PM: But across the globe and into the future the scientists are telling us that there will be more extreme weather events with climate change. I believe we do have to act on climate change. I believe it's real. I think it's humans that are causing the carbon pollution that causes climate change, and so we've determined that we will price carbon, put a price on it from the first of July 2012. We are a very emissions-intensive economy. Per head of population we generate more emissions than Americans do.
HOST: Right. And you rely on coal.
PM: Our industrialisation has been based on relatively cheap coal. We've got to seize the opportunity for the clean energy future and pricing carbon will help us do that.
HOST: The carbon issue though is a big one in your country. There was a quote from you when you took office saying you weren't going to do anything with carbon taxing and that change in policy is part of the reason that support for your party is at a record low, and for the first time your personal approval ratings fell below 50 percent. Why the change of heart? What do you say to people who say, ‘Well, she said she's going to do this and now she's doing that'.
PM: Well, look, I understand this is going to be a big debate. Before the election I did say we needed to price carbon and we've always supported, as a political Party, a cap and trade scheme. We are in a minority government and we need to work with others to get legislation through, and in order to act we've agreed to have a scheme that is fixed price for a period - effectively like a tax - and then going to a full cap-and-trade scheme.
So, yes, that's different than what I said before the election. If I had every choice in the world we would be there going to a full cap-and-trade scheme, but I've seized the opportunities of this parliament to make sure we get carbon pricing done.
HOST: And you're willing to make this your signature issue? You're willing to, ‘my tenure, my career, to stand on this issue of carbon'?
PM: Well, I'd like my tenure, my career, to be remembered for creating an opportunity society in Australia; for making sure that every Australian child gets the chance at a high-quality education and has all of the opportunities that the future should bring that child. Part of those opportunities is going to be a clean energy future.
I can't stand by and have our economy fall behind as the world moves to a cleaner energy future.
HOST: I know you obviously spent a lot of time with the President and many issues came up, I know among them Afghanistan, And you're visiting our country in the midst of history. I mean it's an amazing moment, what we're seeing in the Middle East and the President is considering right now a no-fly zone over Libya.
This is a tough issue - how much it's going to cost, what we would get for it, who's going to be a part of it. You're a crucial ally of the United States. Oil prices matter to Australia as much as anyone else, and I'm curious whether you'd be part of, let's just call it a coalition of the willing if there were to be military involvement in Libya?
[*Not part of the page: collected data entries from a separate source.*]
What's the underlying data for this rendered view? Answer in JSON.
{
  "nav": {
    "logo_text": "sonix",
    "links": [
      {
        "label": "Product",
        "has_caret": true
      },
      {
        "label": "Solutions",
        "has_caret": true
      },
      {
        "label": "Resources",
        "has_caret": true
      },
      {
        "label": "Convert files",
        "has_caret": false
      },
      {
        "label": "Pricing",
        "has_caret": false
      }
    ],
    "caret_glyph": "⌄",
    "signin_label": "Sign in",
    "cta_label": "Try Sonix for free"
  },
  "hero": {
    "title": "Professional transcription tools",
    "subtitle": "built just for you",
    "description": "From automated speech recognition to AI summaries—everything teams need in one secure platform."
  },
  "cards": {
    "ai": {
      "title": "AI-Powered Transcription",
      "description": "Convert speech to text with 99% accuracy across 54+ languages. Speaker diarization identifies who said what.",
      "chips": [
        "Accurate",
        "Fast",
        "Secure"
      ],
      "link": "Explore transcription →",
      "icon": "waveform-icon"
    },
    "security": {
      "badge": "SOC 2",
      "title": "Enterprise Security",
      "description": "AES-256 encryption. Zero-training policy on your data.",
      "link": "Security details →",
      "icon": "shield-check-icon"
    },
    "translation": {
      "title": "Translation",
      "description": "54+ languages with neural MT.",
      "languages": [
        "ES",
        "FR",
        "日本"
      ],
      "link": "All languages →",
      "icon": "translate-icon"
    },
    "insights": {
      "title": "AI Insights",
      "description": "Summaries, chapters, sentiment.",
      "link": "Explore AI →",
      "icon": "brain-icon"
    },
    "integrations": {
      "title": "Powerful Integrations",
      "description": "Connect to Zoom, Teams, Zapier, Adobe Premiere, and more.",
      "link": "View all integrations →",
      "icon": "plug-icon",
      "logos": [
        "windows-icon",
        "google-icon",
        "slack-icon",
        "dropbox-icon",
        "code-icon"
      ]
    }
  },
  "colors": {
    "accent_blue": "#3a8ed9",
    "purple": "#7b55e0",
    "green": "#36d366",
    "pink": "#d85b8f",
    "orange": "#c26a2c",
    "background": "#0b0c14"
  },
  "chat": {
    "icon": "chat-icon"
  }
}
PM: Well, I think we are all absolutely revolted by the violence that we're seeing in Libya, and the message to Colonel Gaddafi from the US, from Australia, from the world is it's time to go - to stop this violence and to go.
A no-fly zone is one of the options before the Security Council. We believe it's vital that any action has Security Council support and we will wait to hear from the Security Council. We acted autonomously on sanctions. The Security Council then backed sanctions then.
Clearly further options can be looked at, including a no-fly zone, but this be Security Council-authorized.
HOST: All right, so not going ahead without that. And what about on Afghanistan? I mean, in Afghanistan you've had more troops serving than any other non-NATO country and withdrawal is slated right now for about 2014, although this week Secretary Gates had indicated he might keep some troops in a little bit longer than that. Do you support an accelerated withdrawal from Afghanistan or are you going to say we're in it until the end, even if the US moves that date?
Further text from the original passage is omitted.